Eran las 19:18 h del 26 de agosto de 1978. La plaza de San Pedro del Vaticano se preparaba sin saberlo para el primero de los dos cónclaves de aquel inédito año en el que el mundo tuvo tres papas (quizás la historia se repetirá). Con solo cuatro votaciones y después del primer día en que se escogía al sucesor de San Pedro salió elegido Albino Luciani, patriarca de Venecia, que escogió el nombre de Juan Pablo I. Se lo conoce por su breve pontificado (33 días, y murió en extrañas circunstancias) y porque fue un papa sin estridencias. Aquella tarde de la elección, la Capilla Sixtina hervía, y no se podían abrir las ventanas. Los cardenales electores pidieron al Espíritu Santo (con el maravilloso canto del Veni Creator Spiritus) que los asistiera. El candidato ideal tenía que ser italiano, como Dios mandaba, hasta que aquel octubre de 1978, en el segundo cónclave llegaría la sorpresa polaca con Karol Wojtyla. Así fue, y el escogido fue italiano, un hombre sencillo y alejado de la fuerza de algunos preferidos como el cardenal Siri de Génova o Benelli de Florencia. Aquella tarde eran 111 cardenales electores.

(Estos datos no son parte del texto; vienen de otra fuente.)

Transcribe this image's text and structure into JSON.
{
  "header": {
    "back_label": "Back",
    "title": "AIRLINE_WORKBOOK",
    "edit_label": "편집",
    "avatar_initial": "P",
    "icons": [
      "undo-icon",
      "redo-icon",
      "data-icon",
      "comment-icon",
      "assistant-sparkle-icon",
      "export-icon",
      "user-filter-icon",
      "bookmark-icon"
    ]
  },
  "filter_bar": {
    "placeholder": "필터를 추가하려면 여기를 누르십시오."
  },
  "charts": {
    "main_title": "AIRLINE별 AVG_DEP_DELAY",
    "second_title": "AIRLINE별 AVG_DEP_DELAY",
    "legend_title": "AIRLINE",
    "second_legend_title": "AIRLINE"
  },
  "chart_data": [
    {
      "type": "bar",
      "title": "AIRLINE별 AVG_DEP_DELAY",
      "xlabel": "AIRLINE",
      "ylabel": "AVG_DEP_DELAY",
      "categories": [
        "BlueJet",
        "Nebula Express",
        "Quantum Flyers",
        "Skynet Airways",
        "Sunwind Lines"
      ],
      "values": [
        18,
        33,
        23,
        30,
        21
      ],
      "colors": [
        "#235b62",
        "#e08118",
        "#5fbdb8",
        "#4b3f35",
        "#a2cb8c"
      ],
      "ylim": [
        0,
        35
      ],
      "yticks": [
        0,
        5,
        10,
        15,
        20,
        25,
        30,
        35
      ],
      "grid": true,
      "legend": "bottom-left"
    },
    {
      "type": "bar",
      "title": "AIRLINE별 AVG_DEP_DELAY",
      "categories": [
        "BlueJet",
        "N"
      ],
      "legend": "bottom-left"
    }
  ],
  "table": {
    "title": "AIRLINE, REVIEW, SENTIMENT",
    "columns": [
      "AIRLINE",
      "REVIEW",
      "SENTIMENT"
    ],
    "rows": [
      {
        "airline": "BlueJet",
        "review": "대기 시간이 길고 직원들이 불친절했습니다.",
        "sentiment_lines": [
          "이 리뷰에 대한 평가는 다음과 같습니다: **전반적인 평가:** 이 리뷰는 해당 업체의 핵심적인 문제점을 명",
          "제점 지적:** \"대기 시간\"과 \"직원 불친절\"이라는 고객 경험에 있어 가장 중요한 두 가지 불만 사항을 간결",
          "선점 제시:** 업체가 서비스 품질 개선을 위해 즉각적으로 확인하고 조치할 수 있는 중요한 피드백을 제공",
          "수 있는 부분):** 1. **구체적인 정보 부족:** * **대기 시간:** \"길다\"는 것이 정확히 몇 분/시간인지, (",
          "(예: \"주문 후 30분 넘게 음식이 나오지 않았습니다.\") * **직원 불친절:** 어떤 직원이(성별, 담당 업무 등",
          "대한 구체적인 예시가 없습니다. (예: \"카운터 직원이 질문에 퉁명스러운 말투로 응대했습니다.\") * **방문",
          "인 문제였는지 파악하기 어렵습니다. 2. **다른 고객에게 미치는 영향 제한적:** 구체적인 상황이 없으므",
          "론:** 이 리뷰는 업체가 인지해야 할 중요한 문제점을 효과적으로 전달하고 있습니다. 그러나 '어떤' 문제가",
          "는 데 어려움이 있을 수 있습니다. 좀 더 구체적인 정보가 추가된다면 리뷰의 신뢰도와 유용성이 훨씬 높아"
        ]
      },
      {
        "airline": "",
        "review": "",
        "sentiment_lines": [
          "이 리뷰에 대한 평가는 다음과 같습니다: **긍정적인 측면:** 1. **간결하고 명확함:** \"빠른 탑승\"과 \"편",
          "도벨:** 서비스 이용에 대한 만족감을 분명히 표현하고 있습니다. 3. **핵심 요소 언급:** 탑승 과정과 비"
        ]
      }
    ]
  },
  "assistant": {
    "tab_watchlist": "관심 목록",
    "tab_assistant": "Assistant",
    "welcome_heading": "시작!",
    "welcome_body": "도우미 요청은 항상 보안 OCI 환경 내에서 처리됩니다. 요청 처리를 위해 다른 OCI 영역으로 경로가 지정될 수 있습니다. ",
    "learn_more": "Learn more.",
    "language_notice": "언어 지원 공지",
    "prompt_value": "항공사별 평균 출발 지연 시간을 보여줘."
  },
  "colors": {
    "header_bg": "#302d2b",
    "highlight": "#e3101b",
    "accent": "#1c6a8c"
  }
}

El Papa crea cardenales de lugares insospechados y deja grandes archidiócesis globales sin un purpurado. Sigue sutilmente el consejo de su predecesor Luciani: preconiza el perdón y reduce peso al culto que quiere cancelar las diferencias. Primero, las personas. Después, los rituales y las ofrendas divinas

A este papa breve la vida le dejó solo pronunciar cuatro audiencias generales, que son los momentos más esperados de la semana romana porque es cuando el papa se encuentra con los fieles, turistas, grupos, peregrinaciones... y pronuncia habitualmente una catequesis y discursos comprensibles. En su primera audiencia se refirió a la caridad, y cuando llevaba pocos segundos hablando recordó a su madre. No es habitual que los papas inicien un pontificado con recuerdos maternales, y él lo hizo. Y dejó un mensaje poderoso que no ha sido subrayado. Habló de perdonar a los enemigos. En concreto dijo que había un mandamiento que es el de "perdonar las ofensas recibidas" y osó decir que "a este perdón parece que el Señor casi le confiere precedencia sobre el culto", y citó a Mateo 5, 23-24, que es el pasaje evangélico en que se dice que si vas a presentar una ofrenda al altar y en aquel momento recuerdas que tu hermano tiene algo contra ti, abandones la ofrenda al altar, te reconcilies con tu hermano y después vuelvas. Las palabras de este papa de vida limitada resuenan fuerte en este agosto en que el papa Francisco ha convocado a finales de mes los cardenales para un inédito consistorio en que crea más cardenales, una acción pastoral que, leída con gafas políticas, equivaldría a dejar los cuadros atados, geográficamente equilibrados, con los pesos e intensidades divididos según su lógica, que no es la de los poderes habituales. El Papa crea cardenales de lugares insospechados y deja grandes archidiócesis globales sin un purpurado. Hace y deshace. Y sigue sutilmente el consejo de su predecesor Luciani: preconiza el perdón y reduce peso al culto que quiere cancelar las diferencias. Primero, las personas. Después, los rituales y las ofrendas divinas. El encuentro cardenalicio de finales de agosto (en el que quedarán 132 cardenales electores) no es una anécdota en la agenda política vaticana: marcará la Iglesia de la próxima década. E Italia no quiere sentirse marginada. Ya hace demasiados pontificados que no hay un cardenal italiano sentado en la silla de San Pedro.